The Centers for Medicare & Medicaid Services (CMS) requires certain providers to report electronic clinical quality measures (eCQMs) via an EHR system that has been certified by the ONC. CMS publishes eCQMs in FHIR/CQL format to help standardize computation of these measures across EMRs, and they provide the Cypress tool to validate EHR implementations against synthetic patient data.
Clinical Decision Support
Clinical Decision Support (CDS) systems encode clinical guidelines into rules-based suggestions to guide clinicians and standardize care. CDS rules can incorporate conditional logic based on patient demographic information and medical history to generate personalized clinical guidelines. CDS Hooks is an emerging standard, built on top of FHIR, that defines REST APIs for clients to request CDS care plans from hosted CDS services. CDS workflows are supported through the PlanDefinition resource (more in Care Plans). Each plan can then be instantiated as a CarePlan for a patient using the $apply operation. CDS systems are great for helping providers ensure consistent quality of care across individual physicians by providing standardized treatment recommendations and eliminating care gaps.
Machine Learning / Predictive Modeling
In addition to rules-based guidelines, machine learning can be used to enhance clinical decision support, flag care gaps, and identify trends.
As mentioned above, best practice is to train ML models offline, and then run inference on streaming data. Bots can be used to run machine learning inference, and standards such as ONNX allow developers to exchange model information between training and runtime environments in a language agnostic format. This means that models can be trained using tools like Pytorch or Tensorflow on GPUs, and deployed in Bots during runtime.
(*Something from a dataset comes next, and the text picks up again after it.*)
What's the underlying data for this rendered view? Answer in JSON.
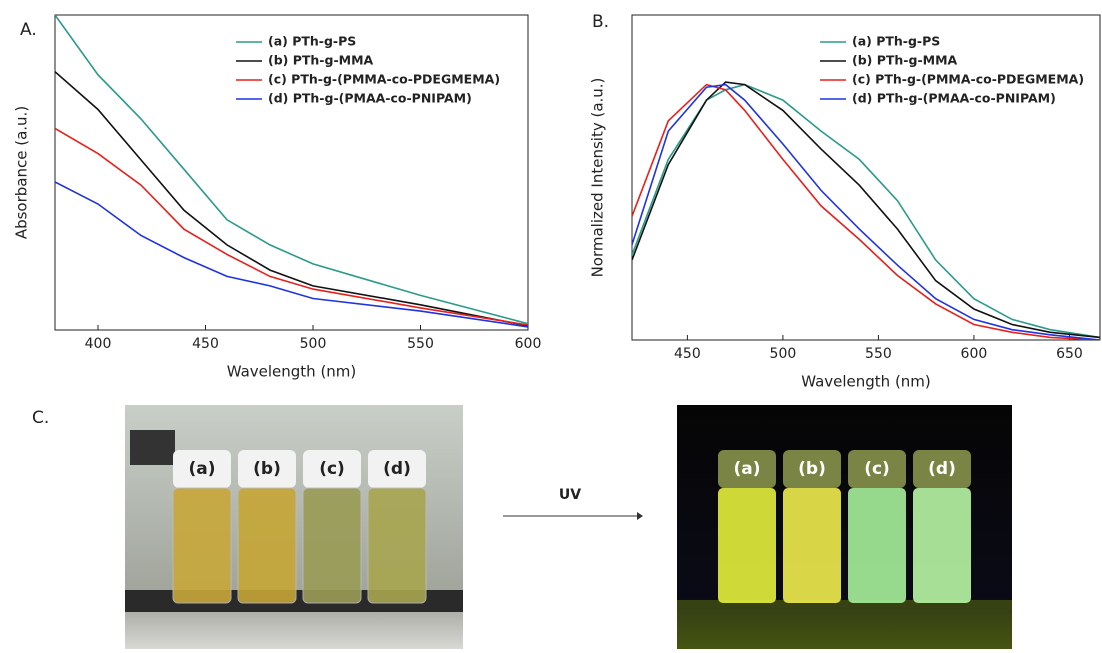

Another best practice for deploying predictive modeling in a clinical setting is to focus on model interpretability. In the our experience, physicians are hesitant to adopt fully-automated, black-box models. Leveraging techniques that allow models to explain why they are making a decision and keeping the physician in control of the final decision can lead to much quicker adoption of ML systems.
In addition to running ML models, Bots can be used to annotate medication and lab orders with reason codes and notes to help guide physicians on why an ML recommendation was made. The FHIR datastore also allows ML developers to build custom visualizations on top of the core data platform to explain their model’s reasoning.